Just like a snow globe is encased in glass then put on display for us all to admire and look at, 18 year old Daisy Forbes is feeling much the same way. Christmas 1926, the elegant Forbes family are enjoying the festive time at their home, Eden Hall. Daisy is the youngest child of Mabel and Howard and has always been a daddy’s girl, but now he has broken her heart. Daisy discovers that he has been living a separate life in London with his lover, who just happens to be spending Christmas with the family. He has destroyed all faith she had in him, and now Stephen, the young man that she deeply loves has announced that he is leaving to begin a new life abroad. Daisy’s life is in turmoil, made harder by the fact that three men are vying for her attention, and her hand in marriage. She does the only thing she knows she can do, she ups and leaves, heading to London. The Snow Globe is a historical family drama set in a time when the country is recovered from the destruction of WWI, and a sense of newness is emerging. The characters have all been carefully thought out, and their stories play out beautifully, flowing naturally with one another. Daisy is a young woman who is just becoming an adult and realising that being a grown up is not easy. Along with her mother, Mabel, these two women make the book exceptionally special. As I was reading along I suddenly realised that the story had become exceptionally visual in my mind, and the images formed were very Downtown Abby-Esq. I had a real sense of satisfaction whilst reading the book as it truly captured my imagination. I haven’t read any of Judith’s earlier work, and I’m not always a fan of historical fiction, but this book just made me want to keep reading, it engaged me with the emotions that the family were feeling and had me eager to see how the story would end. Ms. Kinghorn has a true gift for creating compulsive and page-turning fiction. I will certainly be looking out for more of her work in the future.

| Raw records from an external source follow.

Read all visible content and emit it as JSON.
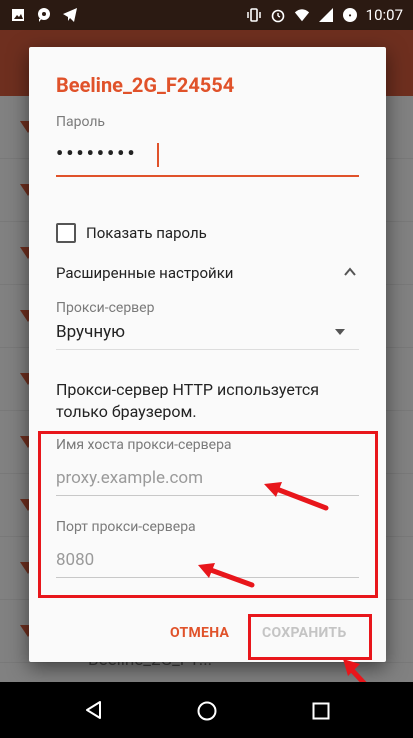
{
  "status_bar": {
    "time": "10:07",
    "left_icons": [
      "image-icon",
      "chat-icon",
      "telegram-icon"
    ],
    "right_icons": [
      "vibrate-icon",
      "alarm-icon",
      "wifi-icon",
      "signal-icon",
      "battery-icon"
    ]
  },
  "dialog": {
    "title": "Beeline_2G_F24554",
    "password_label": "Пароль",
    "password_value": "••••••••",
    "show_password_label": "Показать пароль",
    "show_password_checked": false,
    "advanced_label": "Расширенные настройки",
    "proxy_label": "Прокси-сервер",
    "proxy_value": "Вручную",
    "proxy_note": "Прокси-сервер HTTP используется только браузером.",
    "host_label": "Имя хоста прокси-сервера",
    "host_placeholder": "proxy.example.com",
    "port_label": "Порт прокси-сервера",
    "port_placeholder": "8080",
    "cancel_label": "ОТМЕНА",
    "save_label": "СОХРАНИТЬ"
  },
  "background_item": {
    "label": "Beeline_2G_F1..."
  },
  "colors": {
    "accent": "#e0522a",
    "highlight": "#e8161b"
  }
}
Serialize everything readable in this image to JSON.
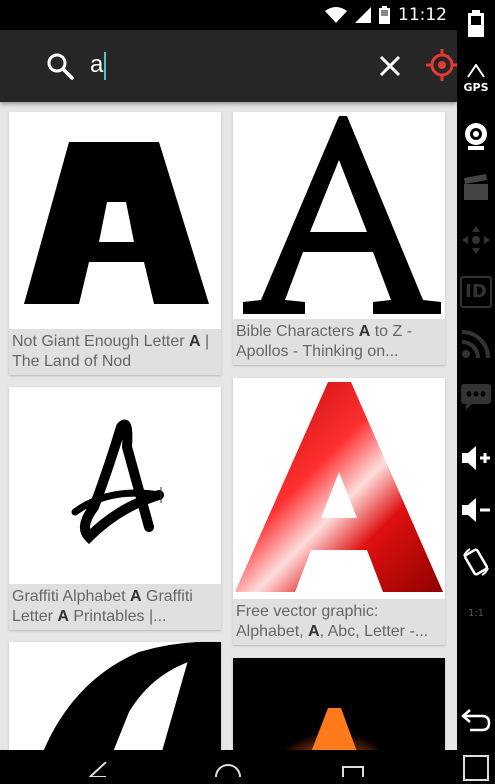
{
  "status": {
    "time": "11:12"
  },
  "search": {
    "query": "a"
  },
  "results": [
    {
      "title_pre": "Not Giant Enough Letter ",
      "title_bold": "A",
      "title_post": " | The Land of Nod"
    },
    {
      "title_pre": "Bible Characters ",
      "title_bold": "A",
      "title_post": " to Z - Apollos - Thinking on..."
    },
    {
      "title_pre": "Graffiti Alphabet ",
      "title_bold": "A",
      "title_mid": " Graffiti Letter ",
      "title_bold2": "A",
      "title_post": " Printables |..."
    },
    {
      "title_pre": "Free vector graphic: Alphabet, ",
      "title_bold": "A",
      "title_post": ", Abc, Letter -..."
    }
  ],
  "sidebar": {
    "gps_label": "GPS",
    "id_label": "ID",
    "scale_label": "1:1"
  },
  "icons": {
    "search": "search-icon",
    "clear": "close-icon",
    "target": "target-icon",
    "back": "back-icon",
    "home": "home-icon",
    "recents": "recents-icon"
  },
  "colors": {
    "accent": "#4fc3c7",
    "target": "#e53935",
    "red_letter": "#d81e1e"
  }
}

I have to admit this is the first book I have read by Judith Kinghorn. So why was I pulled towards this one? Simple I just adore snow globes, they have always seemed magical to me and I used to have quite a collection. If only life was as simple as shaking one and settling it all down again. The Snow Globe in this case was a gift to young Daisy from her father. It became a yearly fixture amid the Christmas decorations. It contained their home Eden Hall so was very personal. As Daisy grows she learns of her fathers’ infidelity, the audacity of the mistress who will attend the Christmas festivities with them. The adoration for her father is shattered. But time moves on and Daisy begins to have romantic notions of her own. She is wooed by different men and she has to decide if any are suitable candidates for her love. This is set c. 1926, a time when women were a delicate breed, the car was making an appearance and servants knew all the gossip. A novel of love, family drama, secrets, coming of age with some history facts involved. The writing flows nicely, I got a bit lost with a few of the characters but once I’d got about half way in it all slots into place. Anyone fond of ‘Downton Abbey’ or ‘Upstairs, Downstairs’ will really enjoy this. Does the snow globe have any significance? You will just have to read this book to discover that for yourself. I will have to investigate the author’s other books after savouring this one. My thanks to the author, publisher and netgalley for my copy which I read and reviewed voluntarily.